Carbon Emission Projection and Carbon Quota Allocation in the Beijing–Tianjin–Hebei Region of China under Carbon Neutrality Vision
Supported by the coordinated development strategy, the Beijing–Tianjin–Hebei (BTH) region has achieved rapid development but also faces severe energy consumption and environmental pollution problems. As the main responsibility of emission reduction, the coordinated and orderly implementation of carbon emission reduction in Beijing, Tianjin, and Hebei is of great significance to the realization of the carbon neutrality target. Based on this, this study comprehensively uses the expanded STIRPAT model, optimized extreme learning machine (ELM) network, entropy method, and zero-sum gains DEA (ZSG-DEA) model to explore the carbon emission drivers, long-term emission reduction pathway, and carbon quota allocation in the BTH region.

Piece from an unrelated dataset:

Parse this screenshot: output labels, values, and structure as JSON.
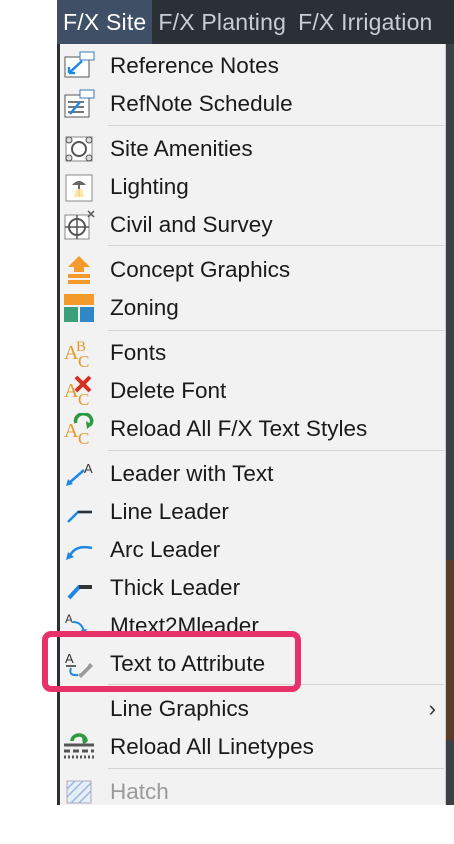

The results of the driving factor analysis indicate that the proportion of non-fossil energy consumption is a significant driving factor for Beijing’s carbon emissions, and the improvement of the electrification level can inhibit the carbon emissions. The total energy consumption has the greatest impact on the carbon emissions of Tianjin and Hebei. The simulation results reveal that under the constraint of the carbon neutrality target, Beijing, Tianjin, and Hebei should formulate more stringent emission reduction measures to ensure that the overall carbon emission will reach its peak in 2030. The cumulative emission reduction rate should exceed 60% in 2060, and negative carbon technology should be used to offset carbon emissions of not less than 360 million tons (Mt) per year by 2060. Furthermore, the allocation results show that Beijing will receive a greater carbon quota than Hebei. The final allocation scheme will greatly promote and encourage carbon emission reduction in Hebei Province, which is conducive to achieving the goal of carbon neutrality.